The poem / is complex and the place made / in our lives / for the poem. / Silence can be complex too, / but you do not get far / with silence.
. . .
My heart rouses / thinking to bring you news / of something / that concerns you / and concerns many men. Look at / what passes for the new. / You will not find it there but in / despised poems. / It is difficult / to get the news from poems / yet men die miserably every day / for lack / of what is found there. / Hear me out / for I too am concerned / and every man / who wants to die at peace in his bed / besides.
Simon: I think by doing this exploration I'm paying homage to a former poetic preoccupation of mine, which has been much alleviated by both improved personal circumstances and this new interconnectedness provided by the internet. Basically, by reading other points of view out there, I want to shake off the old cloud for good. As for your view of Gioia's work -- well, so far I haven't read enough to form a definitive opinion, but from what I've seen so far, I admire his time-management skills far more than his poetry.

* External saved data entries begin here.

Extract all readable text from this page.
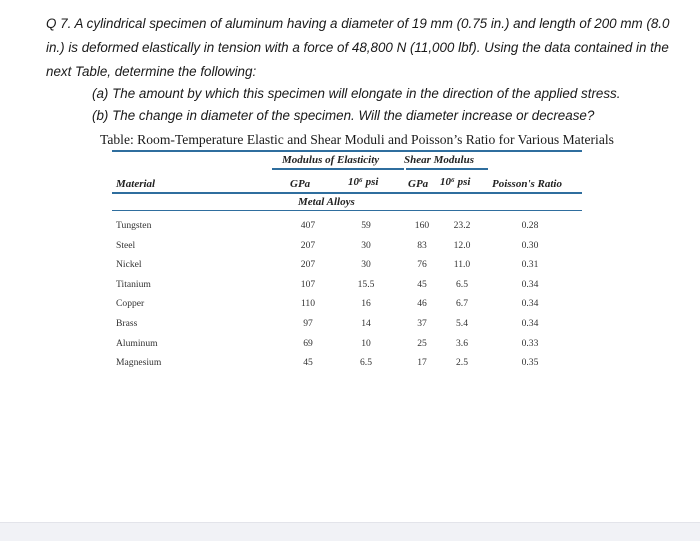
Q 7. A cylindrical specimen of aluminum having a diameter of 19 mm (0.75 in.) and length of 200 mm (8.0
in.) is deformed elastically in tension with a force of 48,800 N (11,000 lbf). Using the data contained in the
next Table, determine the following:
(a) The amount by which this specimen will elongate in the direction of the applied stress.
(b) The change in diameter of the specimen. Will the diameter increase or decrease?
Table: Room-Temperature Elastic and Shear Moduli and Poisson’s Ratio for Various Materials
Modulus of Elasticity Shear Modulus
Material	GPa	10⁶ psi	GPa 10⁶ psi Poisson's Ratio
Metal Alloys
Tungsten	407	59	160	23.2	0.28
Steel	207	30	83	12.0	0.30
Nickel	207	30	76	11.0	0.31
Titanium	107	15.5	45	6.5	0.34
Copper	110	16	46	6.7	0.34
Brass	97	14	37	5.4	0.34
Aluminum	69	10	25	3.6	0.33
Magnesium	45	6.5	17	2.5	0.35
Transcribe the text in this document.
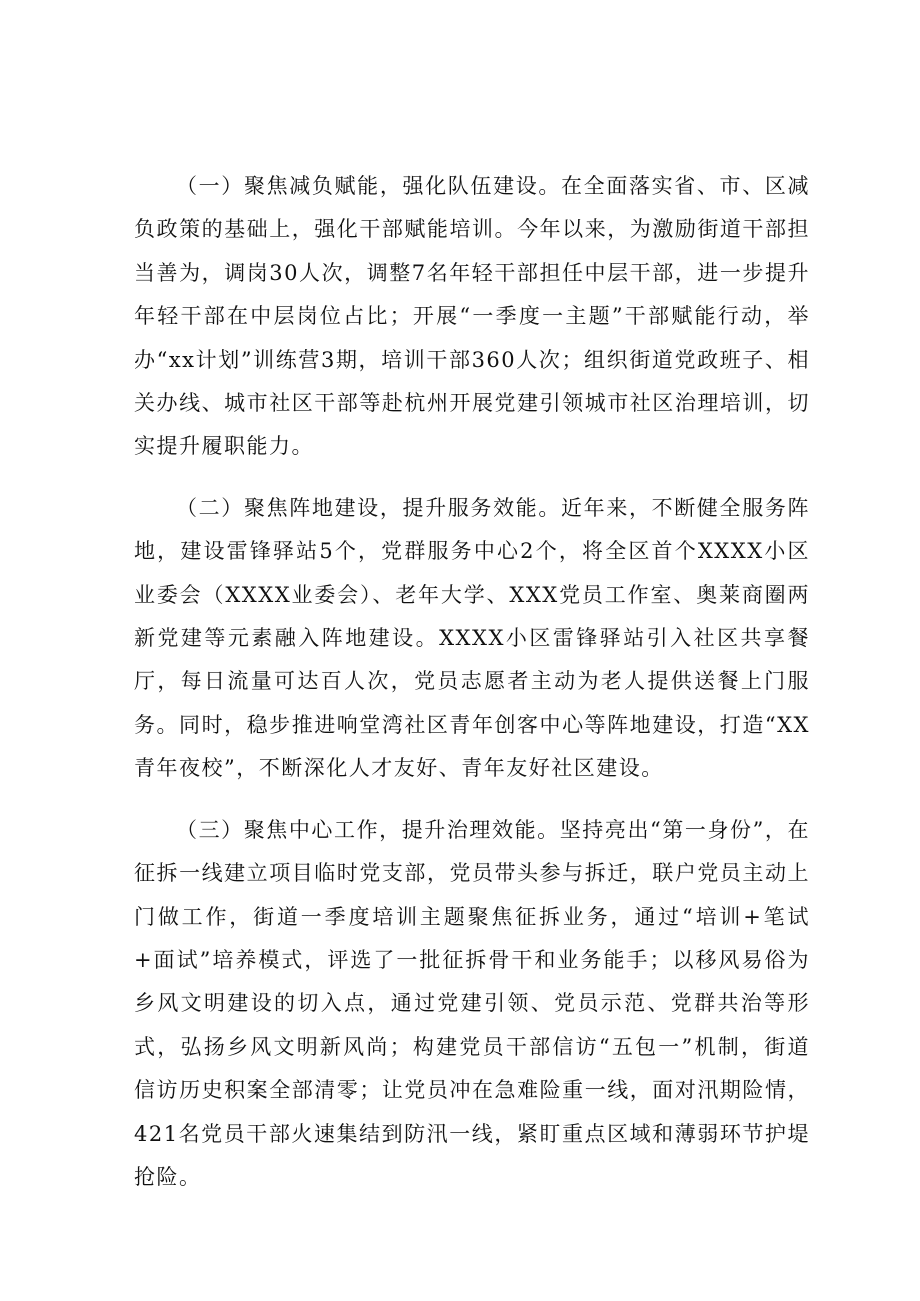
（一）聚焦减负赋能，强化队伍建设。在全面落实省、市、区减负政策的基础上，强化干部赋能培训。今年以来，为激励街道干部担当善为，调岗30人次，调整7名年轻干部担任中层干部，进一步提升年轻干部在中层岗位占比；开展“一季度一主题”干部赋能行动，举办“xx计划”训练营3期，培训干部360人次；组织街道党政班子、相关办线、城市社区干部等赴杭州开展党建引领城市社区治理培训，切实提升履职能力。

（二）聚焦阵地建设，提升服务效能。近年来，不断健全服务阵地，建设雷锋驿站5个，党群服务中心2个，将全区首个XXXX小区业委会（XXXX业委会）、老年大学、XXX党员工作室、奥莱商圈两新党建等元素融入阵地建设。XXXX小区雷锋驿站引入社区共享餐厅，每日流量可达百人次，党员志愿者主动为老人提供送餐上门服务。同时，稳步推进响堂湾社区青年创客中心等阵地建设，打造“XX青年夜校”，不断深化人才友好、青年友好社区建设。

（三）聚焦中心工作，提升治理效能。坚持亮出“第一身份”，在征拆一线建立项目临时党支部，党员带头参与拆迁，联户党员主动上门做工作，街道一季度培训主题聚焦征拆业务，通过“培训+笔试+面试”培养模式，评选了一批征拆骨干和业务能手；以移风易俗为乡风文明建设的切入点，通过党建引领、党员示范、党群共治等形式，弘扬乡风文明新风尚；构建党员干部信访“五包一”机制，街道信访历史积案全部清零；让党员冲在急难险重一线，面对汛期险情，421名党员干部火速集结到防汛一线，紧盯重点区域和薄弱环节护堤抢险。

A.D.: Thanks for the quote of WCW. I frankly didn't know it was WCW until I looked it up on Google, but now you've motivated me to take his Selected off my bookshelf and read it FROM COVER TO COVER. (Before that, I knew his plums, his wheelbarrow, yachts, and little else.)
Simon,
That's my view of it exactly. I can identify a bunch of stuff written over the last five years that "matters" in the only relevant sense; and I don't know what Gioia (and people like Collins) want "the poets" to give to "the public" that "whoever wants it" ain't already "getting" if they'll only (as I did in early 2003) go "look for it".

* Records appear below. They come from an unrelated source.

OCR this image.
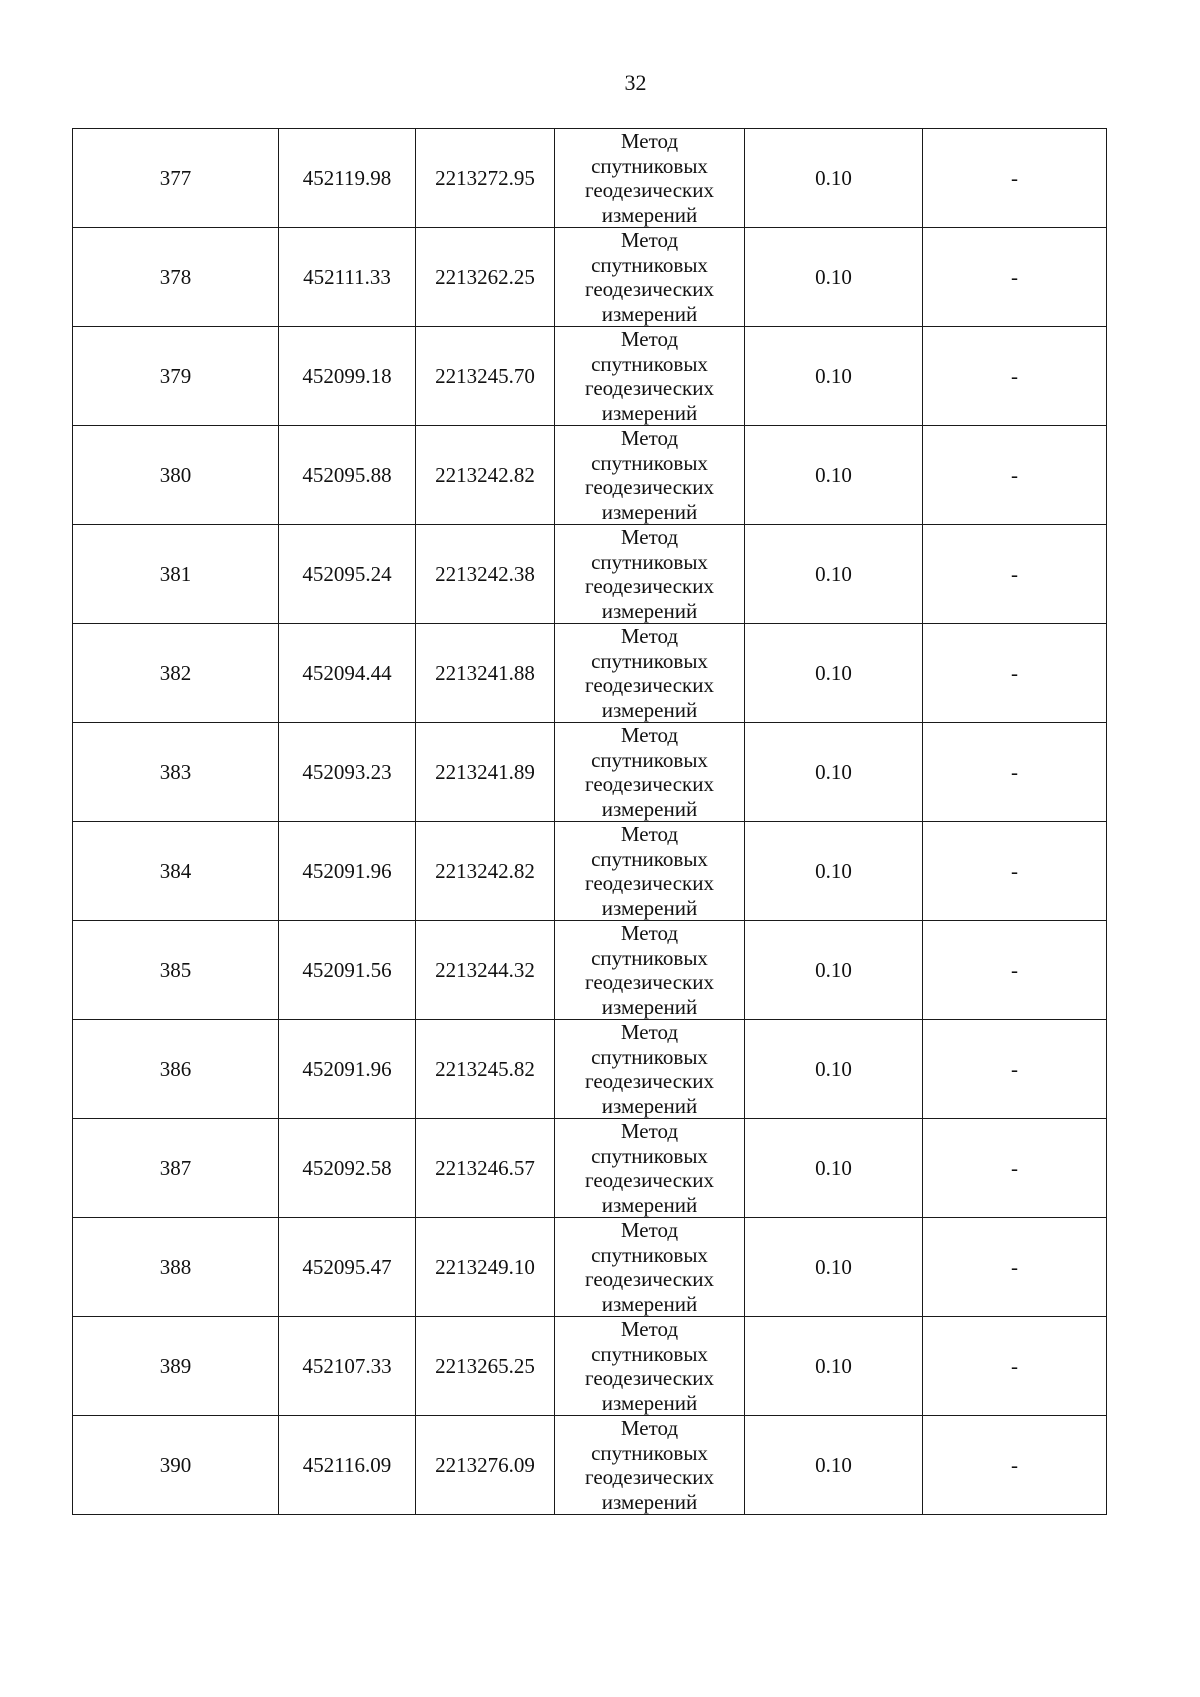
32
377	452119.98	2213272.95	Метод
спутниковых
геодезических
измерений	0.10	-
378	452111.33	2213262.25	Метод
спутниковых
геодезических
измерений	0.10	-
379	452099.18	2213245.70	Метод
спутниковых
геодезических
измерений	0.10	-
380	452095.88	2213242.82	Метод
спутниковых
геодезических
измерений	0.10	-
381	452095.24	2213242.38	Метод
спутниковых
геодезических
измерений	0.10	-
382	452094.44	2213241.88	Метод
спутниковых
геодезических
измерений	0.10	-
383	452093.23	2213241.89	Метод
спутниковых
геодезических
измерений	0.10	-
384	452091.96	2213242.82	Метод
спутниковых
геодезических
измерений	0.10	-
385	452091.56	2213244.32	Метод
спутниковых
геодезических
измерений	0.10	-
386	452091.96	2213245.82	Метод
спутниковых
геодезических
измерений	0.10	-
387	452092.58	2213246.57	Метод
спутниковых
геодезических
измерений	0.10	-
388	452095.47	2213249.10	Метод
спутниковых
геодезических
измерений	0.10	-
389	452107.33	2213265.25	Метод
спутниковых
геодезических
измерений	0.10	-
390	452116.09	2213276.09	Метод
спутниковых
геодезических
измерений	0.10	-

My basic sense of this kind of discussion is that it proceeds on the assumption that "everyone" is "paying attention" to "poets" (I don't know what I'm doing with those scare-quotes now) and that the poets therefore have a responsible to keep everyone happy.
Best,
Thomas
No poetry does not matter. It is a complete waste of time and energy. It's all part of this intricately contrived social structure wherein people can pretend to be all the things they want to be. It's all really pathetic.
...highhorse, more like it.
Excellent return, Mr. Campbell. I will spend quite some time licking that wound.

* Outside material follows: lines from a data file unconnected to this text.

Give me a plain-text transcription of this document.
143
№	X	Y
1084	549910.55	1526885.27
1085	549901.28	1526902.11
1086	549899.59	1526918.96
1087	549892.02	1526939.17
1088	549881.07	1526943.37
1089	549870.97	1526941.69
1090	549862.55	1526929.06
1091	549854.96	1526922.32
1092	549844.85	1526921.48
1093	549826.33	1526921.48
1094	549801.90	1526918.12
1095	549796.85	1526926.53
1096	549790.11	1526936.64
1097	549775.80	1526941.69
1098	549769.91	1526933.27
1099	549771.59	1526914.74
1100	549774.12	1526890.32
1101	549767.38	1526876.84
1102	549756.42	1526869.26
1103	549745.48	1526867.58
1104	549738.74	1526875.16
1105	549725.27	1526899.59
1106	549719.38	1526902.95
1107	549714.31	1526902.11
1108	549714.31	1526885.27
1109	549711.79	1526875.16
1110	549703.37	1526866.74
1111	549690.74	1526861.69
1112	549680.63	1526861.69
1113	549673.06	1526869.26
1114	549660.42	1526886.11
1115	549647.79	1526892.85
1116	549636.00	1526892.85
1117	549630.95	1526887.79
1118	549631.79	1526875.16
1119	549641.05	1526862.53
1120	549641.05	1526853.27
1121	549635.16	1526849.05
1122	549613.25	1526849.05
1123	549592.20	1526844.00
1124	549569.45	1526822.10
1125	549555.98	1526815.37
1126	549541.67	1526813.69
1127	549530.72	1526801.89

Poetry could only matter if people really wrote it for the right reasons. Poetry has become a beauty pageant and a popularity contest for people who think they're smarter and "deeper" than they really are.
People may say they care, but you can see in their words that they don't.
I don't know why I would bother trying to explain to you, Mr. Brian Campbell. You're obviously going to defend the honor of poetry at any cost.
I don't defend crap, and at least 90% of so-called poetry is crap. What is good, vital and relevant is being systemically ignored -- on the page of the culture, poetry is practically off the margin -- & that is sad. But as a friend of mine put it, you should concern yourself primarily with the poet as seer rather than the poet as scene.
Mr. Brian Campbell-
Who is ignoring the good poetry? Not poets themselves, certainly. There are far too many "poets" bumping around out in the world for the good stuff to be missed by them. Then who?
You illustrate your point with a page/margin metaphor. You mention the page as representative of culture. Correct me if I'm wrong, but you're stating that the larger majority of culture (mainstream culture, perhaps) is ignoring poetry, especially the "good" stuff. And you say that this is sad.
Well, I guess my question is, why do you care? Why is it sad? Why do you feel the need to impose your poetry, or rather poetry in general on the masses? What's good for the goose, isn't always good for the gander. There are plenty of things encompassed by culture at large that you don't participate in, and there aren't fanatics out there trying to sweep you into the fold.
Poetry has, for most of its recent history, consisted of an art form on the fringes of mainstream and authors who bemoan the fact that their "art" isn't appreciated at the same time that they revel in it, waving it like a flag of intellectual superiority over the masses who either "don't get it" or "don't care."
Why should they try to get it, if they don't want to get it? Why should they care if they don't?
p.s. Something that is ignored rather wholesale by humanity cannot by its very definition be vital and relevant.